Minorities and marginalised groups

Protecting and promoting minority rights in Kyrgyzstan

03 March 2015

Utkir_Ubek Fellow_hp

Utkir Dzhabbarov wishes to ensure that the minorities in Kyrgyzstan enjoy the right to due process and access to redress and he believes that learning how to use international human rights instruments and mechanisms will help.

“I am here to gain new knowledge and new experience and to practice new skills and see how the UN mechanisms work in reality and learn how to cooperate with them,” he said.

Dzhabbarov, who is a member of the Uzbek minority of Kyrgyzstan, is a senior attorney with the Kyrgyzstan-based NGO “Spravedlivost” (Justice).
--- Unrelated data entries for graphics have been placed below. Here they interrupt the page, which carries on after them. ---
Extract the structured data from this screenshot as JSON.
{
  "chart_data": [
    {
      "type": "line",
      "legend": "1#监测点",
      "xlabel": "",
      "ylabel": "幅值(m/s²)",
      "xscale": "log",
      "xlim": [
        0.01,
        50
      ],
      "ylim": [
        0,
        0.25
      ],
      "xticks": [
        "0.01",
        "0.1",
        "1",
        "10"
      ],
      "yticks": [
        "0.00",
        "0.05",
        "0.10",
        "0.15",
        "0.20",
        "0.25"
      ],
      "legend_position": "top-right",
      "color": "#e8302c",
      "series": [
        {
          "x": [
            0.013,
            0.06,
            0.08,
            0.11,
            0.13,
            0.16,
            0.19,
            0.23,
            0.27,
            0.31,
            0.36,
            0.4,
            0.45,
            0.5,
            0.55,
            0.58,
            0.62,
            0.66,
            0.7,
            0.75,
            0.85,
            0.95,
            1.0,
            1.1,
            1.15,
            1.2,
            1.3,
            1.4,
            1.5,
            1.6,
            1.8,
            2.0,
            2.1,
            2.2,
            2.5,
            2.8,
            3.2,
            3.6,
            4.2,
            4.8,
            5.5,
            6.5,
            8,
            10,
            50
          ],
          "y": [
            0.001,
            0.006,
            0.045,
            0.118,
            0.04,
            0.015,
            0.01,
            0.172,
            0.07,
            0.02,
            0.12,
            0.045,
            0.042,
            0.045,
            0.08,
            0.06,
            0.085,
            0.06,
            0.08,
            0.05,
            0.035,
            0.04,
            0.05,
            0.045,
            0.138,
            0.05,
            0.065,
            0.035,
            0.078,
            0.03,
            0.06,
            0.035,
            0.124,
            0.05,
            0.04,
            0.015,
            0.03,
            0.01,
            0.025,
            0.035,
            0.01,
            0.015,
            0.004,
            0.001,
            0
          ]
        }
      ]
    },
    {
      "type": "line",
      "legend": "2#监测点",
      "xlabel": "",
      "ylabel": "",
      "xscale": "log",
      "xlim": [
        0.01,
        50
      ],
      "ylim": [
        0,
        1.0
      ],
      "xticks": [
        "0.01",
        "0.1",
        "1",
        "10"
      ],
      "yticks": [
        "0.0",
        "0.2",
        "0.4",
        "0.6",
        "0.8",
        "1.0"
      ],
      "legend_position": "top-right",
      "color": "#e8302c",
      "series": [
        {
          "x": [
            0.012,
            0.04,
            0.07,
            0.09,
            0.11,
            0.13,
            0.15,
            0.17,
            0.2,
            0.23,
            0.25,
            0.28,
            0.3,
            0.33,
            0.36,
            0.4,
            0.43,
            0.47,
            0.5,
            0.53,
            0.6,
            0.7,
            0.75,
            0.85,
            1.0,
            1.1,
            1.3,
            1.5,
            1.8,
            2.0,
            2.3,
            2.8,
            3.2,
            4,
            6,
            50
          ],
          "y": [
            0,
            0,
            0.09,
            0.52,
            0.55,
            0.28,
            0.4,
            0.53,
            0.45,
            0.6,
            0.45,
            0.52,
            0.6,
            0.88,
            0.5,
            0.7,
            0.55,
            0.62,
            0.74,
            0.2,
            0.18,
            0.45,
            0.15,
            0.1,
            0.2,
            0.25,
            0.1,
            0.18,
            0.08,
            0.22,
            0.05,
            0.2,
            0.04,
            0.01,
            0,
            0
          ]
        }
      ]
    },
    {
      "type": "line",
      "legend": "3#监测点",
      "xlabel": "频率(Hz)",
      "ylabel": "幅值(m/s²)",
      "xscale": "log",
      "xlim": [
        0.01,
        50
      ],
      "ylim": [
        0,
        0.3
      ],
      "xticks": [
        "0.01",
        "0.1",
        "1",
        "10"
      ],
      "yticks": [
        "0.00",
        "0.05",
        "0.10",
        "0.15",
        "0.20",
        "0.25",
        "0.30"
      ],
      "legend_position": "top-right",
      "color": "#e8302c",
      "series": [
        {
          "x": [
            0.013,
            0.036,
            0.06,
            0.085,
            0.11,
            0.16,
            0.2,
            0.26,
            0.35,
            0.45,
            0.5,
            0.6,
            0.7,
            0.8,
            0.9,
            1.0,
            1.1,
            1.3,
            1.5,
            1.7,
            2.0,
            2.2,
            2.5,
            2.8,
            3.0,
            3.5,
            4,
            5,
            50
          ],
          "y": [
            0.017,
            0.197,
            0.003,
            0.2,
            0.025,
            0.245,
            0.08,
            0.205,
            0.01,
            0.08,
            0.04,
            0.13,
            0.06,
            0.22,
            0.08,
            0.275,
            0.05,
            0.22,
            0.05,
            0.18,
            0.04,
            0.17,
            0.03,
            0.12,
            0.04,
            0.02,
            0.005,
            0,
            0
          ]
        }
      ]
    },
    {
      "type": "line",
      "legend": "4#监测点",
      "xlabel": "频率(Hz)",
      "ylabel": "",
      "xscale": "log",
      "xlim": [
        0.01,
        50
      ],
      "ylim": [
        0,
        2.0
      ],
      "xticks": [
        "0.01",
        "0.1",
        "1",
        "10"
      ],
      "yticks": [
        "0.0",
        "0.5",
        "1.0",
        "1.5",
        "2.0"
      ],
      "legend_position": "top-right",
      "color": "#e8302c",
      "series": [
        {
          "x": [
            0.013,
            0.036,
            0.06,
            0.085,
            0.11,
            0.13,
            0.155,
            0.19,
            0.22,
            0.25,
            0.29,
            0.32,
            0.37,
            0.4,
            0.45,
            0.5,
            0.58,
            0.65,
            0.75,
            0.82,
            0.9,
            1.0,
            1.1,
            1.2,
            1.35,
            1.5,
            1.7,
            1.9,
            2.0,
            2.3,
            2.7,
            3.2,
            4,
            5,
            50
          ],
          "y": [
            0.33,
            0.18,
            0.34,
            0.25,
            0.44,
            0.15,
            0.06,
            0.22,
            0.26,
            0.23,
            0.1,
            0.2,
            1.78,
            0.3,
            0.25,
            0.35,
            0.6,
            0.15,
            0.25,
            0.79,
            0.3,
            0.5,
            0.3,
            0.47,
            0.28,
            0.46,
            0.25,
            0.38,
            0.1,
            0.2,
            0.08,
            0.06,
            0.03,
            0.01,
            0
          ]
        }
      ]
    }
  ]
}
The NGO focuses on protection of human rights, including torture and arbitrary detention, and monitors developments in the area of inter-ethnic relations.

Spravedlivost was the 2014 winner of the Max van der Stoel Award for its outstanding work in improving human rights in Kyrgyzstan. The award from the Organization for Security and Co-operation in Europe (OSCE) recognized its support on protection of minority rights in the country.

Dzhabbarov recently participated in the UN Human Rights Office Minority Fellowship Programme in Geneva. The five-week programme offers national, ethnic, religious and linguistic minorities the opportunity to learn about the United Nations human rights system with the aim of contributing to better protection and promotion of minority rights in their home countries.

There is still a lack of confidence to the state structures by ethnic minorities because of widespread cases of latent discrimination, Dzhabbarov said. In 2010, violence between ethnic Kyrgyzs and the Uzbek minority in the south of the country led to hundreds of deaths and thousands being displaced.  The Independent Commission of Inquiry established to investigate the matter found serious violations of international and national law and issued recommendations to help build peace, stability and reconciliation in the country.

Dzhabbarov said that the after effects of the conflict are still being felt in Kyrgyzstan. He noted that there are confirmed instances in which ethnic minorities were held in arbitrary detention for long periods without charges. 

“No one can guarantee the peace and security in the country because the situation is still tense and justice still has not been re-established,” Dzhabbarov said.

The opportunity to learn more about protection of minority rights under international human rights law was an inspiration, Dzhabbarov said. Witnessing in reality how the instruments are used through the mechanisms to better protect rights will help him with the work his organization is doing back home.

 “When you understand what things are and how they work, it inspires you to use them and to continue working on human rights protection,” he said.